Alan meneguk ludahnya kasar. Tak bisa membantah, ia juga seketika jadi batu. Menikah dengan Lexa itu lebih mudah. Lexa akan senang sekali di beli uang, barang mewah, sepatu cantik atau hadiah sebuah mobil. Tapi ini Diva yang otak dan kemauannya tak ada yang tahu. Perempuan itu suka menggunakan shortgun, belati atau pisau kecil. Dan perempuan bermata hazel itu akan sulit ia sogok dengan uang. Walau Alan akui Diva lebih cantik, perawakan bak model dan juga kulitnya eksotis. Sayang, Alan lebih suka gadis ala Korea, yang bernada suara manja, juga punya kulit seputih pualam, dan bibir semerah peach. Menikah dengan Diva, berarti siap tiap hari di jadikan sandsack.

"Tidak bisa semudah itu. Kami butuh waktu untuk memutuskannya."

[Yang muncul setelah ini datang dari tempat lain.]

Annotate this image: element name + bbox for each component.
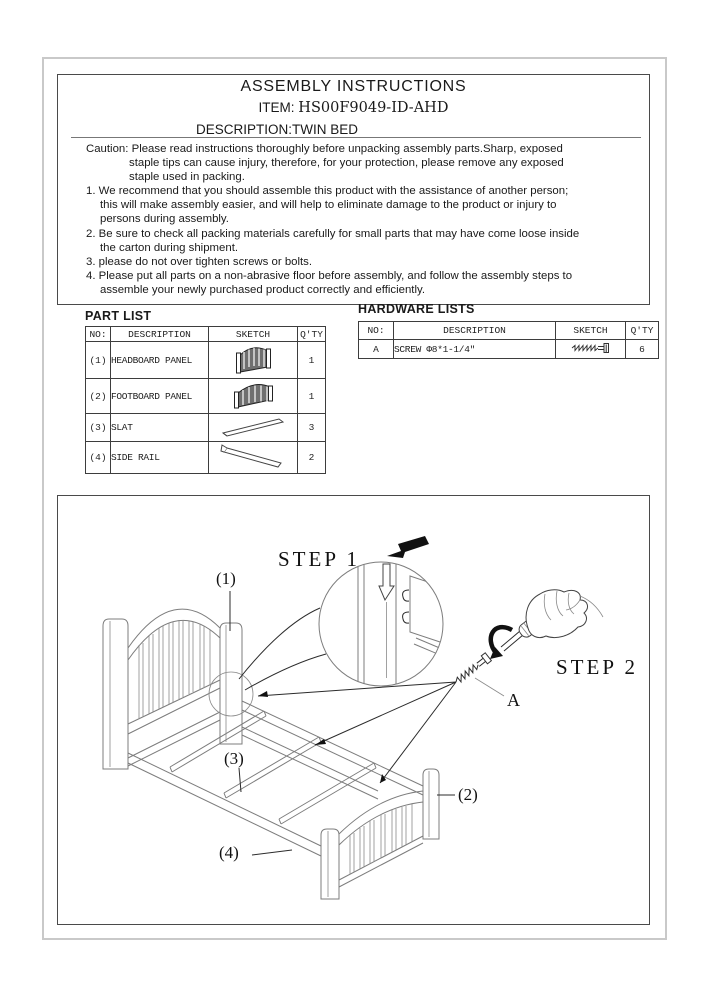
caution-line: 1. We recommend that you should assemble this product with the assistance of another person; [86,185,569,198]
footboard-panel-drawing [321,769,439,899]
part-list-table [85,326,326,474]
table-row [86,414,326,442]
caution-line: assemble your newly purchased product correctly and efficiently. [100,283,426,296]
column-header: NO: [359,322,394,340]
part-list-title: PART LIST [85,309,152,323]
caution-line: the carton during shipment. [100,241,239,254]
step2-label: STEP 2 [556,655,638,679]
headboard-sketch-icon [233,342,273,375]
leader-screw [475,678,504,696]
caution-line: staple used in packing. [129,171,245,184]
page-title: ASSEMBLY INSTRUCTIONS [240,78,467,95]
label-side-rail: (4) [219,843,239,862]
bracket-detail [358,560,454,688]
label-slat: (3) [224,749,244,768]
header-divider [71,137,641,138]
part-description: SCREW Φ8*1-1/4" [394,340,556,359]
label-headboard: (1) [216,569,236,588]
leader-slat [239,768,241,792]
description-line: DESCRIPTION:TWIN BED [196,122,359,137]
part-number: A [359,340,394,359]
hardware-list-title: HARDWARE LISTS [358,302,475,316]
caution-line: 2. Be sure to check all packing materials carefully for small parts that may have come loose inside [86,227,580,240]
table-row [86,442,326,474]
part-number: (1) [86,342,111,379]
screw-drawing [453,653,491,686]
caution-line: staple tips can cause injury, therefore, for your protection, please remove any exposed [129,157,564,170]
callout-curve-bottom [245,654,326,690]
item-number: HS00F9049-ID-AHD [298,100,449,116]
part-number: (2) [86,379,111,414]
assembly-diagram [57,495,650,925]
rotate-arrow-icon [490,627,512,659]
label-footboard: (2) [458,785,478,804]
column-header: SKETCH [209,327,298,342]
part-sketch [209,414,298,442]
caution-text [86,142,646,297]
hardware-list-table [358,321,659,359]
part-description: SIDE RAIL [111,442,209,474]
slats-drawing [170,711,376,824]
part-list-header-row [86,327,326,342]
callout-curve-top [239,608,320,679]
item-label: ITEM: [258,100,295,115]
caution-line: 3. please do not over tighten screws or bolts. [86,255,313,268]
part-quantity: 2 [298,442,326,474]
hand-screwdriver-drawing [501,590,603,651]
part-quantity: 3 [298,414,326,442]
column-header: Q'TY [626,322,659,340]
table-row [86,379,326,414]
hardware-list-header-row [359,322,659,340]
headboard-panel-drawing [103,609,242,769]
header-section [57,74,650,305]
step1-label: STEP 1 [278,547,360,571]
part-quantity: 6 [626,340,659,359]
column-header: SKETCH [556,322,626,340]
part-sketch [209,442,298,474]
column-header: DESCRIPTION [111,327,209,342]
item-line [58,100,649,116]
table-row [86,342,326,379]
caution-line: Caution: Please read instructions thoroughly before unpacking assembly parts.Sharp, exposed [86,143,563,155]
part-description: FOOTBOARD PANEL [111,379,209,414]
leader-side-rail [252,850,292,855]
screw-location-lines [258,682,456,783]
part-number: (3) [86,414,111,442]
caution-line: persons during assembly. [100,213,229,226]
part-sketch [209,342,298,379]
slat-sketch-icon [217,415,289,437]
part-quantity: 1 [298,379,326,414]
part-quantity: 1 [298,342,326,379]
down-arrow-icon [387,536,429,558]
label-screw: A [507,690,520,710]
insert-direction-arrow [379,564,394,600]
column-header: Q'TY [298,327,326,342]
caution-line: 4. Please put all parts on a non-abrasive floor before assembly, and follow the assembly steps to [86,269,573,282]
bed-assembly-drawing [58,496,649,924]
footboard-sketch-icon [230,380,276,410]
column-header: NO: [86,327,111,342]
side-rails-drawing [128,701,423,856]
part-description: SLAT [111,414,209,442]
table-row [359,340,659,359]
column-header: DESCRIPTION [394,322,556,340]
part-description: HEADBOARD PANEL [111,342,209,379]
part-number: (4) [86,442,111,474]
part-sketch [209,379,298,414]
side-rail-sketch-icon [217,442,289,470]
screw-sketch-icon [570,342,612,354]
caution-line: this will make assembly easier, and will help to eliminate damage to the product or injury to [100,199,557,212]
part-sketch [556,340,626,359]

"Kau masih meminta waktu, sedang pernikahan mereka seminggu lagi?" Katy menggeleng tak percaya. "Kerjasama kita menyangkut banyak pihak, investor yang sudah menanamkan modal dan juga beberapa karyawan yang mulai membangun proyek. Kita tak bisa egois. Mereka menanam kepercayaan pada kita yang begitu tinggi." Soetopo memijit pelipis, sedang Diana mengelus lengan suaminya dan menatap tak percaya ke arah besan perempuannya itu.

"Kita gak bisa membuat keputusan, kalau kedua belah pihak yang bersangkutan tidak setuju." Diana menengahi, putrinya bukan binatang yang di kawinkan tanpa sebuah persetujuan.

"Alan, kamu setuju kan?" Katy mengarahkan pertanyaan serta pandangan pada sang putra tertua.

Alan terdiam lama, lalu menghembuskan nafas panjang. "Alan setuju." jawabnya sambil menunduk. Ia tak berni mendongak, karena sedari tadi tak tega yang melihat mata Diva tengah berkaca-kaca. Gadis yang duduk berseberangan meja dengannya itu memohon agar Alan berkata tidak melalui matanya yang sendu. Setelah ini persahabatan mereka akan berubah jadi sebuah hubungan sakral yang di paksakan.

"Bagaimana denganmu, Diva?"

"Kalau ini demi perusahaan. Apa saya punya pilihan lain?" jawab Diva sambil meremas dressnya yang menjuntai di bawah meja. Rasa sakit ia alihkan dengan memegang lututnya erat-erat. Diva punya impian, menikah dengan pria yang ia cinta dan juga mencintai dirinya balik. Pesta pernikahannya sederhana tak apa tapi calonnya ia pilih sendiri. Diva tahu bahwa selama ini hidupnya hanya untuk di korbankan, menambal semua kesalahan yang Lexa lakukan.

Sedang hidup Alan hanya sebuah permainan. Terlahir, sebagai putra mahkota yang diembani beban tanggung jawab yang besar, hidupnya serba diatur, hidup hura-hura dan bebas yang ia jalani sebenarnya hanya pengalihan kepenatan otaknya.  Alan masih merenung, Kenapa Lexa menyerah disaat saat terakhir!! Harusnya kalau mau mundur jauh-jauh hari bukan dadakan. Menikah dengan Lexa mudah karena mereka tak melibatkan perasaan dan setelah berpisahpun nanti mereka akan baik baik saja, kacaunya hidup mereka hampir sama.

🍏🍏🍏🍏🍏🍏🍏🍏🍏🍏🍏🍏🍏🍏

Di revisi, jadi jangan kaget kalau ada banyak yang berubah.